1988-89年、1989-90年とNBAで連覇を果たしたデトロイト・ピストンズは、その強固かつフィジカルなディフェンスなどから“バッドボーイズ”と呼ばれた。

当時、NBAの新たなスーパースターとして台頭してきたマイケル・ジョーダンは、その圧倒的な個人能力で着々とNBA制覇を目論んでいた。しかし最初の3連覇を果たす前に、このピストンズに長く苦しめられることとなる。

この間、両者がプレイオフで対戦したのは4回。最初の3年はピストンズが考案した“ジョーダンルール”が見事にはまり、彼らの優勝を阻んだ。

当時すでに最強のオフェンスマシーンであったジョーダンを封じた、ジョーダンルールの概要はこうだ。

https://youtu.be/p2v0LOhjsJs

出典: youtu.be

・ジョーダンがゴールに対して真正面でボールを保持したら、“左ドライブ”をさせるように仕向け、その後ダブルチーム
・左45°でボールを保持したら、ミドルラインにドライブするよう仕向け、ダブルチー
・ポストでボールを保持したら、ダブルチーム
・ドライブに対してはダブルチームを仕掛ける。時には3〜4人がかりで

この決まりごとを徹底するほか、ジョー・デュマースとデニス・ロッドマンに交互にマークさせ、片方のディフェンスにジョーダンが対応してきたら、マークを交代して手こずらせる。やむを得ない場合はハードファウルでストップ。また、ピストンズのオフェンスではジョーダンの所ばかりを攻めて、体力を消耗させる。さらには、ボールが無い所で身体接触を繰り返した。

次第にリズムも失っていく。当時、オフェンスのほとんどをジョーダンに頼っていたブルズは修正が利かず、何度も敗北することとなった。
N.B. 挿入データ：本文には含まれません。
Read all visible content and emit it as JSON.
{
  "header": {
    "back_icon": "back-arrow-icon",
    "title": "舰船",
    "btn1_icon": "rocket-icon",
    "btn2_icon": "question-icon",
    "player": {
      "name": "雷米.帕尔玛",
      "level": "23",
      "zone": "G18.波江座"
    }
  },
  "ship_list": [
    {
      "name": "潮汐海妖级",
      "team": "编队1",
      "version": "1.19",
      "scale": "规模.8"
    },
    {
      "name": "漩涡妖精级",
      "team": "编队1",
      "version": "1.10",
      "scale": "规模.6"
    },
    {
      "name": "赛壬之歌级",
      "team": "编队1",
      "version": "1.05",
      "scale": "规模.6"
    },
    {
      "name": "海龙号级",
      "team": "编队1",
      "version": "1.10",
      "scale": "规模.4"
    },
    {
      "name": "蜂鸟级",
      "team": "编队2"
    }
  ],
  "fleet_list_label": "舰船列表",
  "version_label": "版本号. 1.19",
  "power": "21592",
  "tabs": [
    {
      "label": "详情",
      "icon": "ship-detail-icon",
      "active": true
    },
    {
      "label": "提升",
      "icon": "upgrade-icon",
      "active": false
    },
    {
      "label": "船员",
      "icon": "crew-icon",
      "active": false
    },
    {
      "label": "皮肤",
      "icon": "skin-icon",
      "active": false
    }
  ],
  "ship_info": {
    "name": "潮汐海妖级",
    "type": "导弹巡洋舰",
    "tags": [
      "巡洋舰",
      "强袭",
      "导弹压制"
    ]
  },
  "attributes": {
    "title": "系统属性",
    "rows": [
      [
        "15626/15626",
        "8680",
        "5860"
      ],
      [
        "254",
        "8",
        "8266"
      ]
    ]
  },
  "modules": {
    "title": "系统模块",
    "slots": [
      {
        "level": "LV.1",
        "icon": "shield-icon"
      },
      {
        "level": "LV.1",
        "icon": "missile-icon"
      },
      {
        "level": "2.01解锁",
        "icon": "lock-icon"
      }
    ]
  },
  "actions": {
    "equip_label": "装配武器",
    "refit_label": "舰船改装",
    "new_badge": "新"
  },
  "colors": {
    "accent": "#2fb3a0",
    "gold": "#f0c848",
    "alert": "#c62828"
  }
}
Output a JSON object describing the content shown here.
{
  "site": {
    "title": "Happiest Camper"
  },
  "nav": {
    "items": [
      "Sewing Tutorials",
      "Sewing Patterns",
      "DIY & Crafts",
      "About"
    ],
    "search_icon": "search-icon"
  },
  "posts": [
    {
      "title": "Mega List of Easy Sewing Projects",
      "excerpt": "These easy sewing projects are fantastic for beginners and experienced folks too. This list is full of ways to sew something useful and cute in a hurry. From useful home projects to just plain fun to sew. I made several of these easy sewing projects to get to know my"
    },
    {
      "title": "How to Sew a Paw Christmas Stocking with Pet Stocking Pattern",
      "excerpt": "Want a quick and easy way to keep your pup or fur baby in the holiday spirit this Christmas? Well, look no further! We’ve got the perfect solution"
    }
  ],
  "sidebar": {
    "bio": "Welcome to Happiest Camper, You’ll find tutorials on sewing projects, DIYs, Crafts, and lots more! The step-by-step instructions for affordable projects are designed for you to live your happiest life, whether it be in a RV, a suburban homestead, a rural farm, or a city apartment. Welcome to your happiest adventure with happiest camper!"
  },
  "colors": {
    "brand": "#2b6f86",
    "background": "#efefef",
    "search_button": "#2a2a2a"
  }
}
3年連続プレイオフでピストンズ相手に敗北を喫したブルズは、新しく採用した“トライアングルオフェンス”という戦術に磨きをかけ、ジョーダン以外の選手たちが得点を取れるようになり、翌年のプレイオフで見事雪辱を晴らすこととなる。

「やりすぎじゃないのか!?」とも思えるようなジョーダンルールではあったが、そのディフェンス力は本物だったし、今やフィル・ジャクソンの代名詞ともなったトライアングルオフェンスが完成したのは、この戦術のおかげだったのかもしれない。